Jaksa Agung Dilawan DPR; Presiden Jangan Hentikan Kasus Hukum
Sikap Jaksa Agung meneruskan penanganan kasus dugaan korupsi APBD sebelum 26 Maret 2003 dilawan DPR maupun DPRD. Peraturan Pemerintah Nomor 110 Tahun 2000 telah terbukti bertentangan dengan undang-undang sehingga mestinya tidak berlaku sejak kelahirannya.
Kini semuanya tergantung sepenuhnya pada Presiden Susilo Bambang Yudhoyono untuk menyikapi sikap Jaksa Agung yang dinilai berseberangan dengan rekomendasi Panitia Kerja Penegakan Hukum dan Pemerintahan Daerah DPR itu.
Ketua Panja DPR Trimedya Panjaitan (Fraksi Partai Demokrasi Indonesia Perjuangan, Sumatera Utara II) di Jakarta, Sabtu (14/10), menyebutkan, sikap Jaksa Agung jelas berbeda dengan sikap DPR. Dengan DPR tetap berpegang pada rekomendasi Panja, sudah semestinya Presiden memahami risiko yang bakal dihadapi.
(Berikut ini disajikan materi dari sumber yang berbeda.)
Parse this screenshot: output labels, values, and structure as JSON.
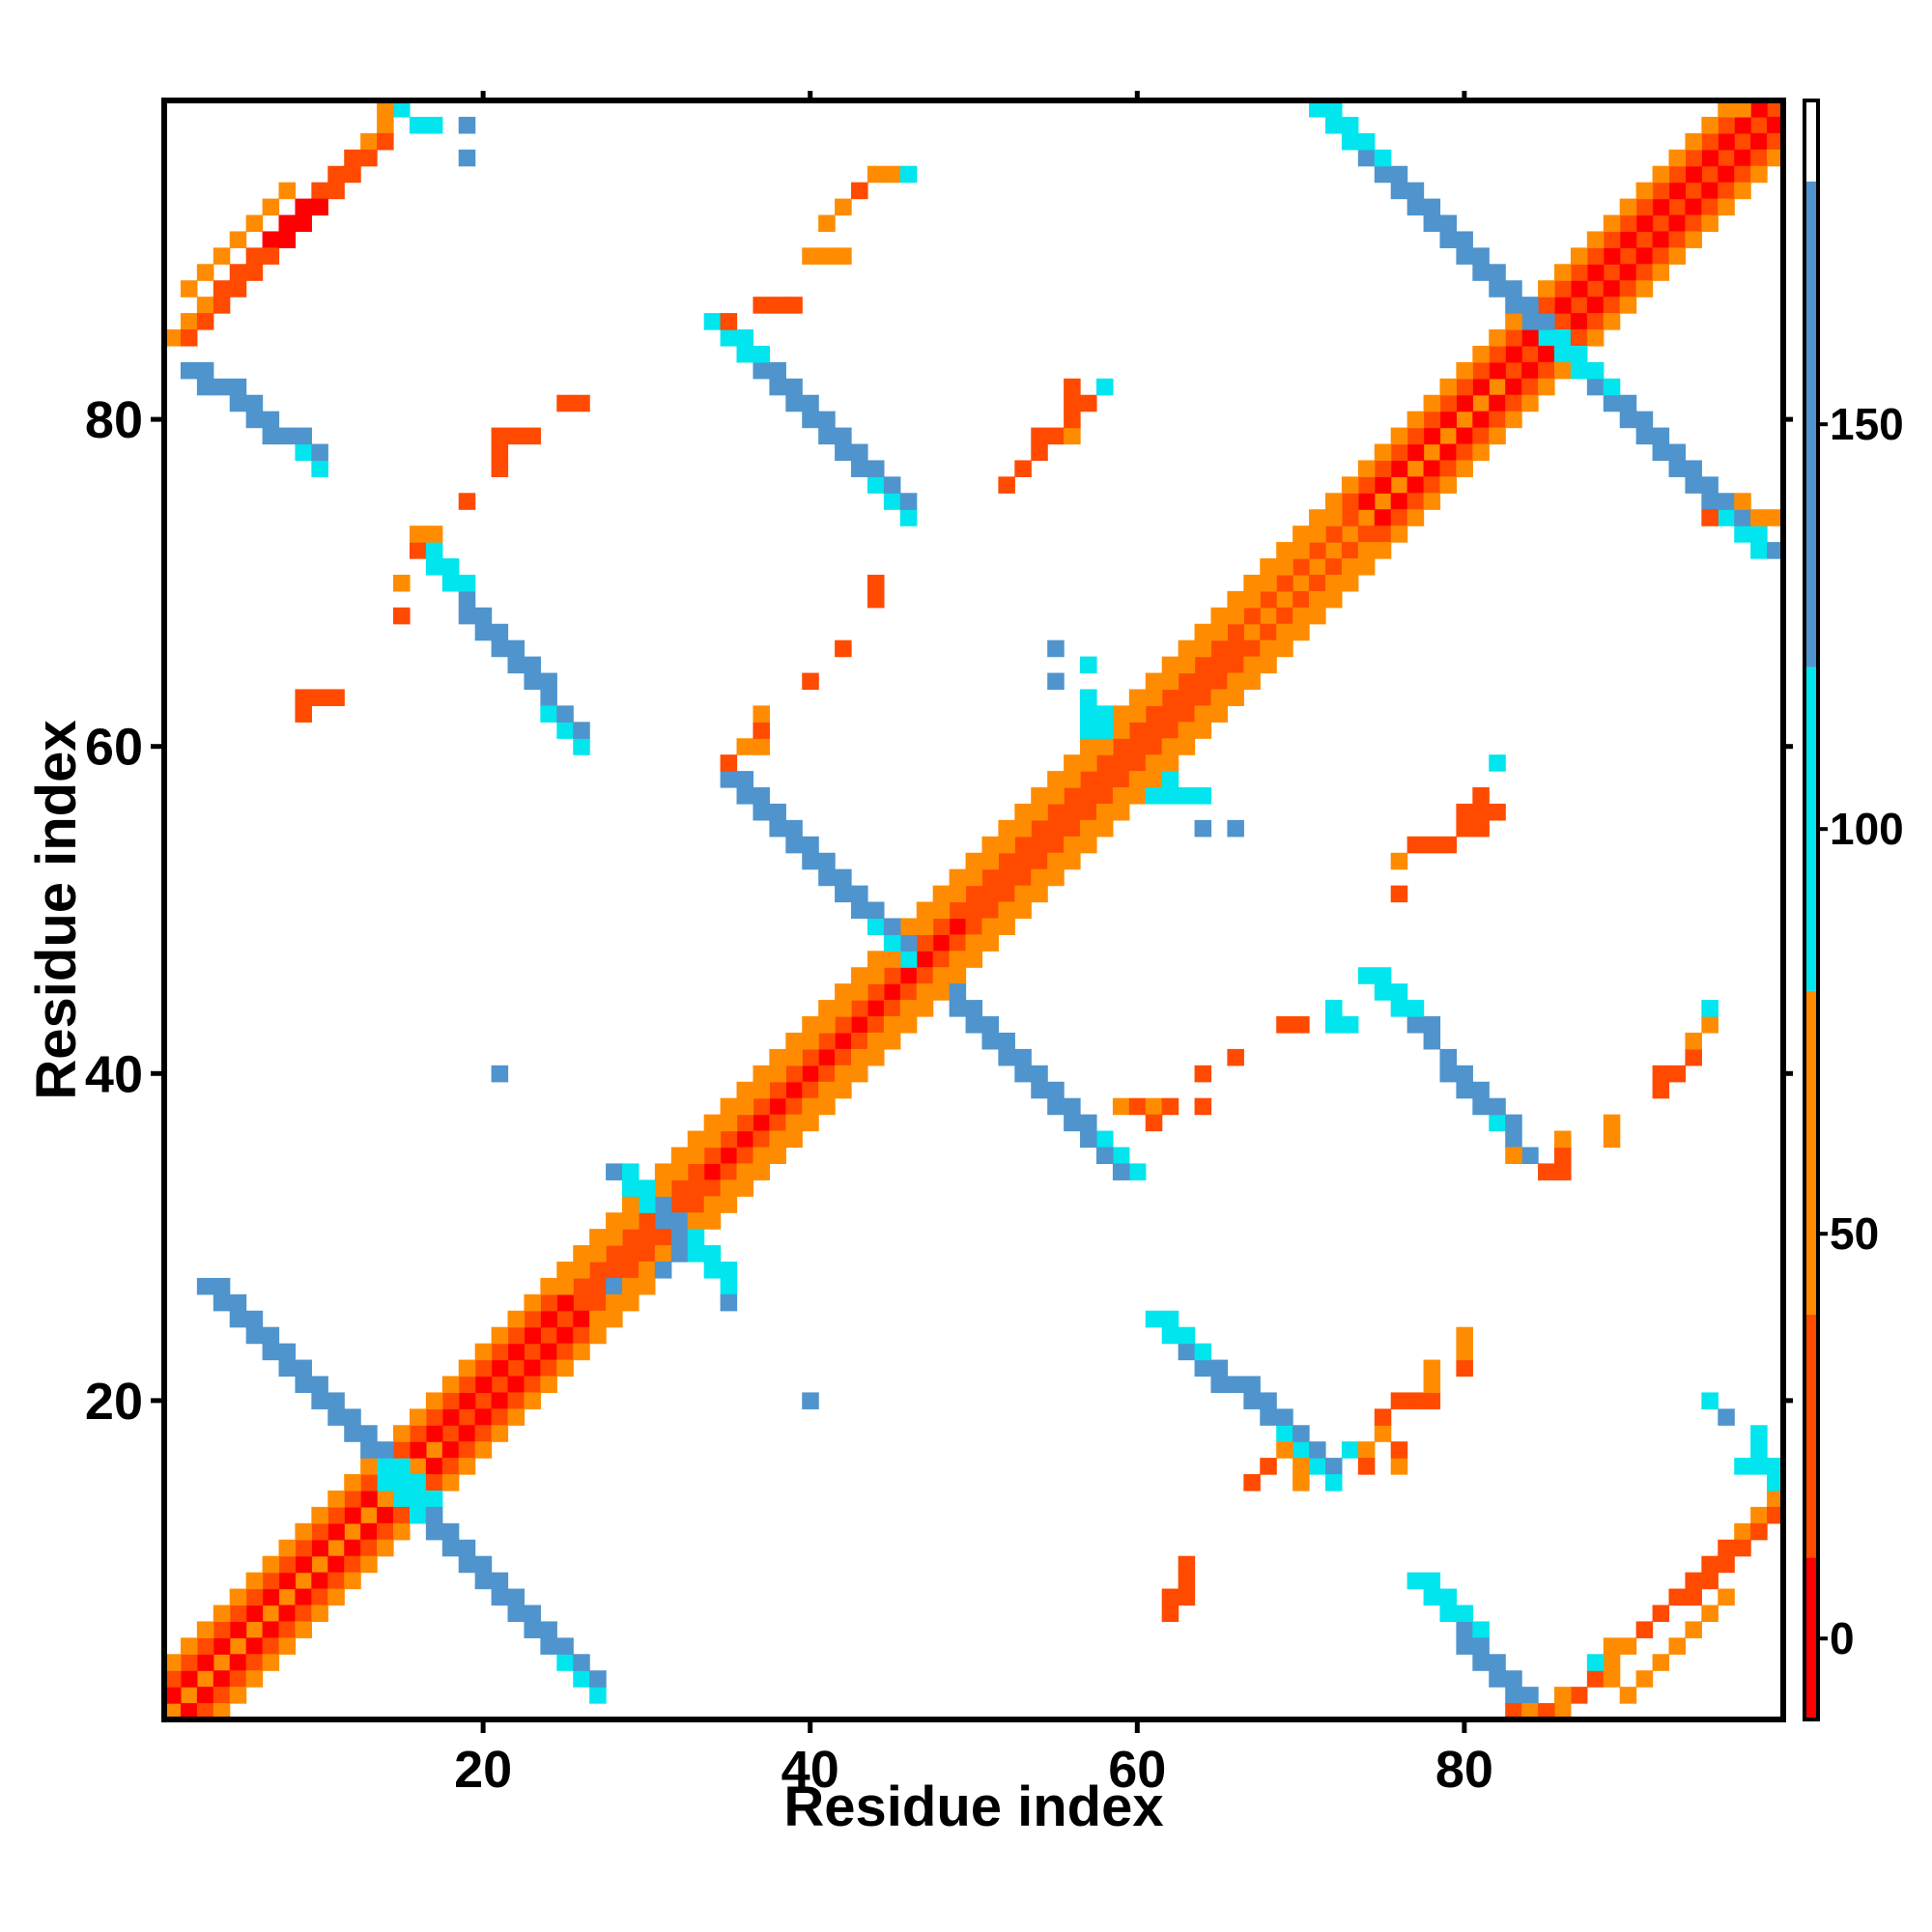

Hubungan eksekutif dan legislatif menjadi taruhan, termasuk hambatan yang bakal muncul karena penolakan dari DPRD provinsi dan kabupaten/kota. Risiko politik mesti diperhitungkan Presiden, katanya.
Trimedya sekali lagi menegaskan, sikap yang diambil DPR sudah lewat mekanisme pengkajian yang cukup. DPR tidak membabi buta dalam membela anggota DPRD. Dengan sikap Jaksa Agung yang melawan rekomendasi DPR, selain berharap pada Presiden, DPR juga mengingatkan Mahkamah Agung berikut jajarannya di daerah agar konsisten dengan putusan pembatalan PP No 110/2000.
Pada Jumat (13/10), Jaksa Agung menyatakan PP No 110/2000 masih merupakan hukum positif hingga 26 Maret 2003. Dengan demikian, kasus dugaan korupsi sebelum 26 Maret 2003 tetap bisa ditangani dengan PP No 110/2000 itu.
Namun, berbeda dengan Trimedya, Ketua DPR Agung Laksono (Fraksi Partai Golkar, DKI Jakarta I) dalam acara buka bersama di rumah dinasnya, Sabtu petang, justru bisa menerima pernyataan Jaksa Agung soal masa berlaku PP No 110/2000. Agung menyatakan DPR tidak melakukan intervensi terhadap proses hukum sehingga diharapkan pihak lain pun jangan terlalu emosional dengan menganggap DPR melakukan teror politik.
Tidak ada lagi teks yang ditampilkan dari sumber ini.